Should you lock in a CD now or wait?
Your savings strategy should incorporate multiple elements, but perhaps the most important one comes down to timing. And while that's always critical to get right, it's particularly important when considering a certificate of deposit (CD) account. Unlike other account types, a CD that can't be maintained through the maturity date will come with a cost, namely an early withdrawal penalty that may be in the form of all of the interest earned on the account to that point. So you shouldn't rush to open one without first understanding your ability to maintain it.
At the same time, today's unique economic climate may be the motivation you need to act promptly. With progress toward lowering inflation stalling, stock market returns volatile and geopolitical tensions and overseas conflicts pronounced, you may be looking for the best protection you can find for your money right now. In this climate, locking in one of today's still competitive CD rates can make sense. But is that really the right move to make now, or will you be better served by waiting? That's what we'll examine below.
Start by seeing how much interest you could be earning with a CD account here.
Should you lock in a CD now or wait?
While each saver's individual circumstances differ, there is a compelling case to be made for locking in a CD this April versus waiting any longer. Here's why:
CD interest rates are still competitive
At 4.15%, a 6-month CD still offers a very competitive interest rate for savers now, even after multiple interest rate cuts were issued in 2024 and 2025. In fact, a 6-month CD has one of the best interest rates across savings account options right now, essentially earning savers more than $4 in interest for every $100 deposited. And because savers will be locking that rate right now, they won't need to worry about any market conditions over the next six months that could cause rates and returns to decline during that period.
Explore your 6-month CD account options online today.
You'll be forced to save money
Keeping your money in a high-yield savings or money market account means maintaining access to your funds. But that can also mean an endless cycle of withdrawals and deposits thanks to that flexibility. With a CD, however, you'll be forced to save your money (to avoid that early withdrawal penalty). And saving is something many should be looking to do now, in today's unpredictable economic terrain. But you'll also be rewarded for your patience in the form of a competitive rate. In other words, by locking in a CD now, you'll be forced to save your principal while simultaneously growing interest on the money.
You can pivot when the market changes again
You don't always need long-term protection for your funds. Sometimes, simply securing your money for a short period of time suffices. And a CD account offers just that. If you open a 3-month CD or a 6-month or 9-month version, for example, you'll still be able to pivot your strategy when the markets inevitably change again.

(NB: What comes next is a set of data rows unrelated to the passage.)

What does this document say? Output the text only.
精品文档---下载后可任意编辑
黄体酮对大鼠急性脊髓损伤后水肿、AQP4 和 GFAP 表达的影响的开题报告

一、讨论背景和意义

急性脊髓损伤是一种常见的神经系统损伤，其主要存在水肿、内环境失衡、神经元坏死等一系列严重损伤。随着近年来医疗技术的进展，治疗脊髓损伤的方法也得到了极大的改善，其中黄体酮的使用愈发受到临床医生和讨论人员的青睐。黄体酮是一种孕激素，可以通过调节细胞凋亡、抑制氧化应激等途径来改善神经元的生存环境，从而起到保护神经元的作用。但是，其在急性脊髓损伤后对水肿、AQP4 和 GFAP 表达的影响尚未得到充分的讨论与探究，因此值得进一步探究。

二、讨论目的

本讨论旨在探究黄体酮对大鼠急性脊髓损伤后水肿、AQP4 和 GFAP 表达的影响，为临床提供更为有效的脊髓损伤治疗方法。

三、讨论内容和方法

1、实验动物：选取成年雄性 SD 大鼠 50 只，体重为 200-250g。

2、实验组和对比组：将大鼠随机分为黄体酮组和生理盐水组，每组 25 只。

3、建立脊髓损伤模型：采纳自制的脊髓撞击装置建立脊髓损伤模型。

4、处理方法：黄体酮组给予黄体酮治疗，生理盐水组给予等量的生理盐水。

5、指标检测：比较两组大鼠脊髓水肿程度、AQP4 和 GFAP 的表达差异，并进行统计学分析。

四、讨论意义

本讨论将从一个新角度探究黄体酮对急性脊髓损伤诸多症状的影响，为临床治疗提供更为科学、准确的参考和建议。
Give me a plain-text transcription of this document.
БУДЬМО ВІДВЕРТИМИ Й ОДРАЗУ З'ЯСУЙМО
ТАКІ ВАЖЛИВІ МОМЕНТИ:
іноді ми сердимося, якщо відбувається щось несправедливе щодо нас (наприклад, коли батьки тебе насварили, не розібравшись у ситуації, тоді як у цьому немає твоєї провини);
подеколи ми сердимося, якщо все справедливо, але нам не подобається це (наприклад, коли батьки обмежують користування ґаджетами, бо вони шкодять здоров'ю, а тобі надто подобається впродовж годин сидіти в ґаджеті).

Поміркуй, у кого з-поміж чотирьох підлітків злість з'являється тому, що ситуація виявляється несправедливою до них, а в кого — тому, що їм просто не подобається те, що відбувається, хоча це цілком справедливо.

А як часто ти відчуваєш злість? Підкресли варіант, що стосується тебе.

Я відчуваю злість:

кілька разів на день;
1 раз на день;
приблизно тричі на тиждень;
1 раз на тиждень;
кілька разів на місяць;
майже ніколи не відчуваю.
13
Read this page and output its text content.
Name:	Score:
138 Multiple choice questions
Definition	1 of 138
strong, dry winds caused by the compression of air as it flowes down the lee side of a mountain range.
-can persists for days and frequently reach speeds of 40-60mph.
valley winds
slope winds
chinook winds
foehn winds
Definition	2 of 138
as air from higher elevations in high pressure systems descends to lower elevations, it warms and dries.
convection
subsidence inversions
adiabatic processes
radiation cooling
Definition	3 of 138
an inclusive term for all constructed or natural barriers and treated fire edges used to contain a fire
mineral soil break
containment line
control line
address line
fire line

In the interim, however, your money will be locked in a secure account, immune from volatile market conditions in a way that it wouldn't be if saved elsewhere. You'll just need to pick the right term based on your interpretation of today's economy. So, if you think the market will stabilize by the summer, a 3-month CD may make sense, but if you're anticipating extended volatility, a 9-month or 1-year CD may be more applicable.
The bottom line
Locking your money into a CD now can feel uncomfortable, but, for many savers, it can still be the right, timely move to make. With CD interest rates remaining competitive, protection both from market conditions and personal banking habits, and the ability to pivot again when the markets change, a CD lock has multiple advantages worth serious consideration now. Consider speaking with a banking representative, who can answer your questions and help you build a tailored CD account savings strategy that works best for you.